Durante el viaje en aquel vehículo, pensaba que sólo mi existencia había cobrado sentido cuando lo conocí. Fue su audaz forma de hacerme vivir lo que me dio la fuerza para continuar en el solitario mundo en el que me tocó habitar. Parecía que ese fuerte sentimiento que él inspiraba en mí, era lo que me daba la energía para ser, para estar.

Recordé también el día en que todo se terminó. El fatídico fin que partió mi vida en un antes y un después. Sus palabras penetraban mi ser como frías dagas que cortaban cualquier lazo que existiera entre los dos.

– Lo nuestro no puede continuar. Lo siento, ya no te amo. No me siento enamorado de ti y no puedo hacerte vivir una farsa – me dijo entretanto tomaba mi cara con sus manos, me miraba fijamente mientras yo sólo lloraba por sus palabras y me besó como quien cumple un protocolo.

– No me olvides – le supliqué – Si me dejas en tu pasado, no tendré más vida. No volveré a ser. No me olvides.

-Deja de hablar así. Las palabras tienen poder- fue lo último que me dijo.

Me bajé en la parada del hospital, por fortuna la lluvia había menguado y no tuve que caminar tanto tiempo bajo aquel aguacero. Cuando llegué al servicio de urgencias, comenzó la peor parte. Estaba de pie frente a las enfermeras y parecía que ninguna podía verme. Les gritaba, trataba de tomarlas de los brazos, pero era inútil. Nadie me veía. Parecía que me hubieran borrado de la faz de la tierra ¿Por qué no podían verme? ¿Qué carajo está pasando?

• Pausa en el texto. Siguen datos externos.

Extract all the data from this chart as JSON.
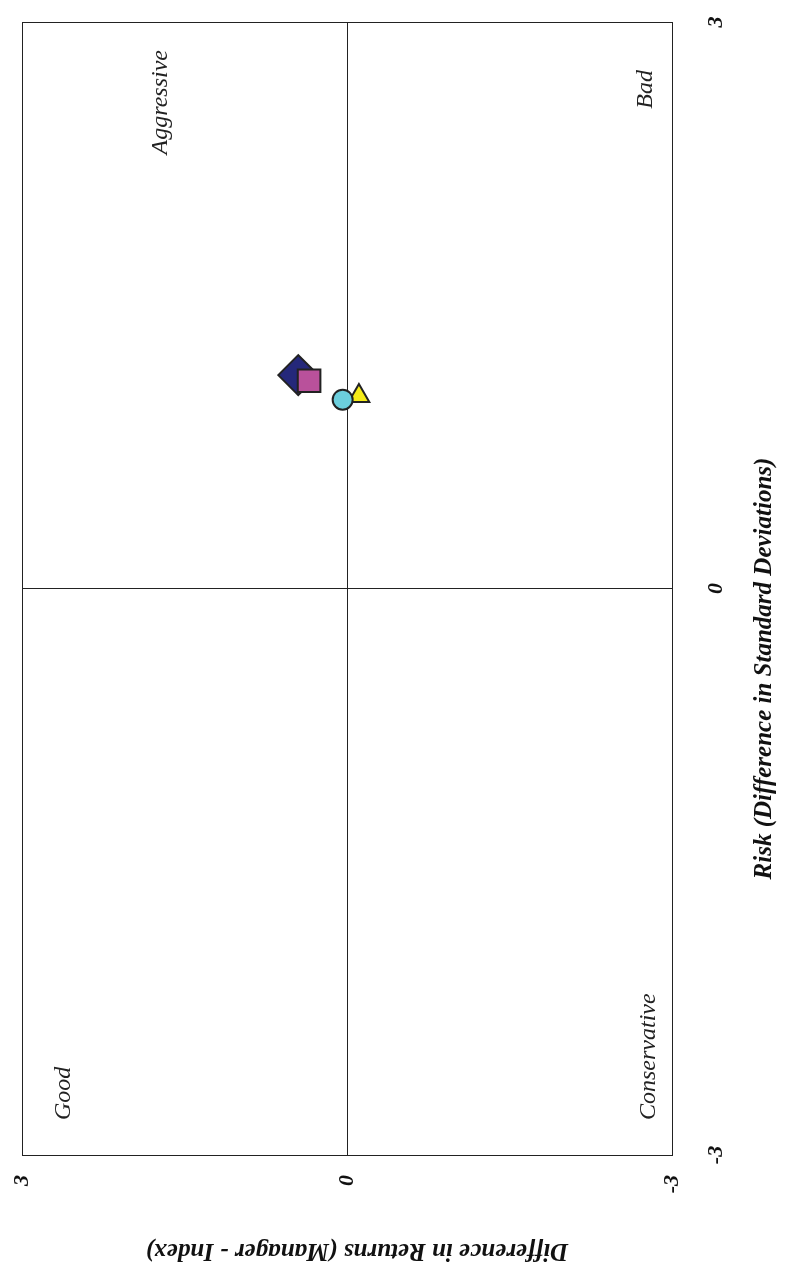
{
  "chart_data": {
    "type": "scatter",
    "xlabel": "Difference in Returns (Manager - Index)",
    "ylabel": "Risk (Difference in Standard Deviations)",
    "xlim": [
      3,
      -3
    ],
    "xticks": [
      3,
      0,
      -3
    ],
    "ylim": [
      -3,
      3
    ],
    "yticks": [
      -3,
      0,
      3
    ],
    "grid": true,
    "legend": false,
    "annotations": [
      "Good",
      "Aggressive",
      "Bad",
      "Conservative"
    ],
    "series": [
      {
        "color": "#25287a",
        "marker": "diamond",
        "x": [
          0.45
        ],
        "values": [
          1.13
        ]
      },
      {
        "color": "#b9519b",
        "marker": "square",
        "x": [
          0.35
        ],
        "values": [
          1.1
        ]
      },
      {
        "color": "#f5ec19",
        "marker": "triangle",
        "x": [
          -0.11
        ],
        "values": [
          1.02
        ]
      },
      {
        "color": "#6ccfdd",
        "marker": "circle",
        "x": [
          0.04
        ],
        "values": [
          1.0
        ]
      }
    ]
  }
}
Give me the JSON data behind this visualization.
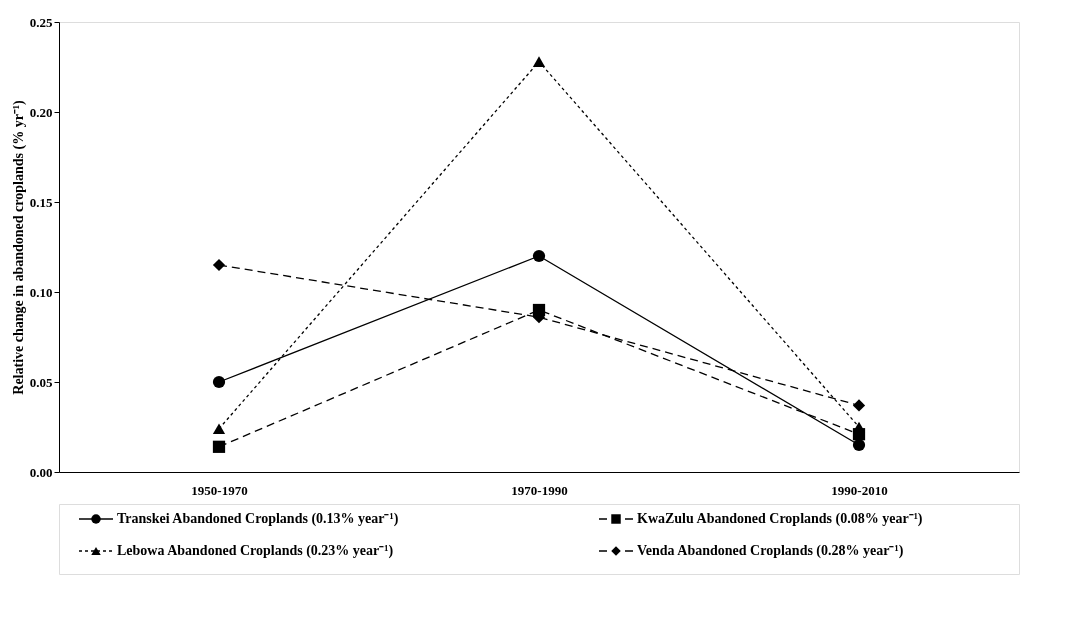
{
  "chart_data": {
    "type": "line",
    "ylabel": "Relative change in abandoned croplands (% yr⁻¹)",
    "categories": [
      "1950-1970",
      "1970-1990",
      "1990-2010"
    ],
    "ylim": [
      0,
      0.25
    ],
    "yticks": [
      {
        "value": 0,
        "label": "0.00"
      },
      {
        "value": 0.05,
        "label": "0.05"
      },
      {
        "value": 0.1,
        "label": "0.10"
      },
      {
        "value": 0.15,
        "label": "0.15"
      },
      {
        "value": 0.2,
        "label": "0.20"
      },
      {
        "value": 0.25,
        "label": "0.25"
      }
    ],
    "grid": false,
    "legend": "bottom",
    "series": [
      {
        "name": "Transkei Abandoned Croplands (0.13% year⁻¹)",
        "color": "#000000",
        "marker": "circle",
        "line_style": "solid",
        "values": [
          0.05,
          0.12,
          0.015
        ]
      },
      {
        "name": "KwaZulu Abandoned Croplands (0.08% year⁻¹)",
        "color": "#000000",
        "marker": "square",
        "line_style": "dashed",
        "values": [
          0.014,
          0.09,
          0.021
        ]
      },
      {
        "name": "Lebowa Abandoned Croplands (0.23% year⁻¹)",
        "color": "#000000",
        "marker": "triangle",
        "line_style": "dotted",
        "values": [
          0.024,
          0.228,
          0.025
        ]
      },
      {
        "name": "Venda Abandoned Croplands (0.28% year⁻¹)",
        "color": "#000000",
        "marker": "diamond",
        "line_style": "dashed",
        "values": [
          0.115,
          0.086,
          0.037
        ]
      }
    ]
  }
}
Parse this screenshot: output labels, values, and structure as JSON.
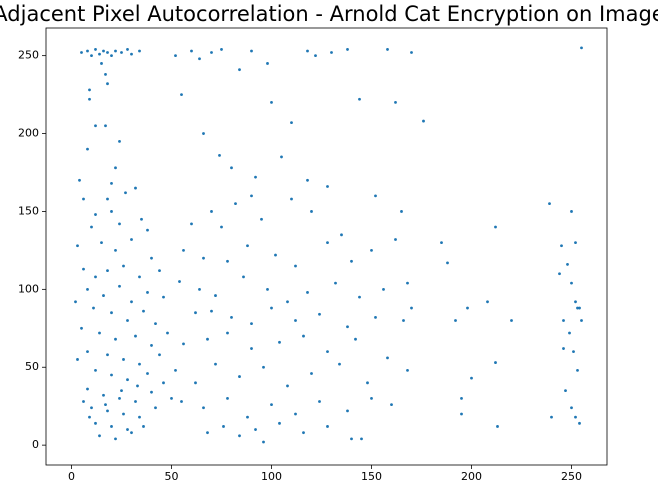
{
  "chart_data": {
    "type": "scatter",
    "title": "Adjacent Pixel Autocorrelation - Arnold Cat Encryption on Image",
    "color": "#1f77b4",
    "xlim": [
      -12.75,
      267.75
    ],
    "ylim": [
      -12.75,
      267.75
    ],
    "xticks": [
      0,
      50,
      100,
      150,
      200,
      250
    ],
    "yticks": [
      0,
      50,
      100,
      150,
      200,
      250
    ],
    "grid": false,
    "x": [
      5,
      8,
      10,
      12,
      14,
      16,
      18,
      20,
      22,
      25,
      28,
      30,
      34,
      15,
      17,
      18,
      9,
      9,
      12,
      17,
      24,
      22,
      8,
      20,
      4,
      18,
      27,
      32,
      6,
      12,
      10,
      20,
      24,
      35,
      38,
      3,
      15,
      22,
      30,
      40,
      6,
      12,
      18,
      26,
      34,
      44,
      8,
      16,
      24,
      30,
      38,
      46,
      2,
      11,
      20,
      28,
      36,
      42,
      5,
      14,
      22,
      32,
      40,
      48,
      8,
      18,
      26,
      34,
      44,
      3,
      12,
      20,
      28,
      38,
      46,
      8,
      16,
      24,
      32,
      40,
      50,
      10,
      18,
      26,
      34,
      42,
      12,
      20,
      28,
      36,
      14,
      22,
      30,
      9,
      17,
      25,
      33,
      6,
      55,
      52,
      60,
      64,
      70,
      75,
      84,
      90,
      100,
      98,
      110,
      118,
      122,
      130,
      138,
      144,
      158,
      162,
      170,
      176,
      66,
      74,
      80,
      92,
      105,
      90,
      82,
      70,
      110,
      118,
      128,
      60,
      75,
      95,
      120,
      135,
      152,
      165,
      56,
      66,
      78,
      88,
      102,
      112,
      128,
      140,
      150,
      162,
      168,
      185,
      188,
      54,
      64,
      72,
      86,
      98,
      108,
      118,
      132,
      144,
      156,
      170,
      62,
      70,
      80,
      90,
      100,
      112,
      124,
      138,
      152,
      166,
      192,
      198,
      208,
      56,
      68,
      78,
      90,
      104,
      116,
      128,
      142,
      158,
      168,
      212,
      52,
      62,
      72,
      84,
      96,
      108,
      120,
      134,
      148,
      55,
      66,
      78,
      88,
      100,
      112,
      124,
      138,
      150,
      160,
      195,
      200,
      220,
      213,
      76,
      84,
      92,
      104,
      116,
      128,
      140,
      68,
      96,
      145,
      195,
      240,
      245,
      248,
      250,
      252,
      254,
      246,
      249,
      251,
      253,
      247,
      250,
      252,
      254,
      244,
      252,
      250,
      212,
      239,
      253,
      255,
      246,
      255
    ],
    "y": [
      252,
      253,
      250,
      254,
      251,
      253,
      252,
      250,
      253,
      252,
      254,
      251,
      253,
      245,
      238,
      232,
      228,
      222,
      205,
      205,
      195,
      178,
      190,
      168,
      170,
      158,
      162,
      165,
      158,
      148,
      140,
      150,
      142,
      145,
      138,
      128,
      130,
      125,
      132,
      120,
      113,
      108,
      112,
      115,
      108,
      112,
      100,
      96,
      102,
      92,
      98,
      95,
      92,
      88,
      85,
      80,
      86,
      78,
      75,
      72,
      68,
      70,
      64,
      72,
      60,
      58,
      55,
      52,
      58,
      55,
      48,
      45,
      42,
      46,
      40,
      36,
      32,
      30,
      28,
      34,
      30,
      24,
      22,
      20,
      18,
      24,
      14,
      12,
      10,
      12,
      6,
      4,
      8,
      18,
      26,
      35,
      38,
      28,
      225,
      250,
      253,
      248,
      252,
      254,
      241,
      253,
      220,
      245,
      207,
      253,
      250,
      252,
      254,
      222,
      254,
      220,
      252,
      208,
      200,
      186,
      178,
      172,
      185,
      160,
      155,
      150,
      158,
      170,
      166,
      142,
      140,
      145,
      150,
      135,
      160,
      150,
      125,
      120,
      118,
      128,
      122,
      115,
      130,
      118,
      125,
      132,
      104,
      130,
      117,
      105,
      100,
      96,
      108,
      100,
      92,
      98,
      104,
      95,
      100,
      88,
      85,
      86,
      82,
      78,
      88,
      80,
      84,
      76,
      82,
      80,
      80,
      88,
      92,
      65,
      68,
      72,
      62,
      66,
      70,
      60,
      68,
      56,
      48,
      53,
      48,
      40,
      52,
      44,
      50,
      38,
      46,
      52,
      40,
      28,
      24,
      30,
      18,
      26,
      20,
      28,
      22,
      30,
      26,
      30,
      43,
      80,
      12,
      12,
      6,
      10,
      14,
      8,
      12,
      4,
      8,
      2,
      4,
      20,
      18,
      128,
      116,
      104,
      92,
      88,
      80,
      72,
      60,
      48,
      35,
      24,
      18,
      14,
      110,
      130,
      150,
      140,
      155,
      88,
      80,
      62,
      255
    ]
  }
}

Corría por los pasillos del hospital, suplicando por ayuda a cada persona que veía pero era inútil. Nadie podía verme y yo no podía escucharlos. Me desvanecí de la vida misma y no supe cuándo.

Me senté en un banquillo de la sala de espera, puse mis manos sobre mi cara, cerré mis ojos y aspiré profundo. Tomé mi cabeza entre las manos, exhalé y miré fijamente al piso unos minutos, pensando en lo que me hubiera hecho caer en esta situación. Ser invisible, ser olvidada… ¿Olvido? ¿Él me olvidó? ¿Me desvanecí porque ya no vivo en su memoria? Volví a cerrar los ojos y respiré profundamente.

Un fulgurante relámpago alumbró mi habitación y el sonido de su estruendoso trueno me despertó de un santiamén. Pude escuchar varias alarmas de autos que se activaron por tal estrepitoso sonido, me alegré de sentir esos sonidos de nuevo. Me alegré por no ser parte de su olvido, a pesar de ya no pertenecer a su presente.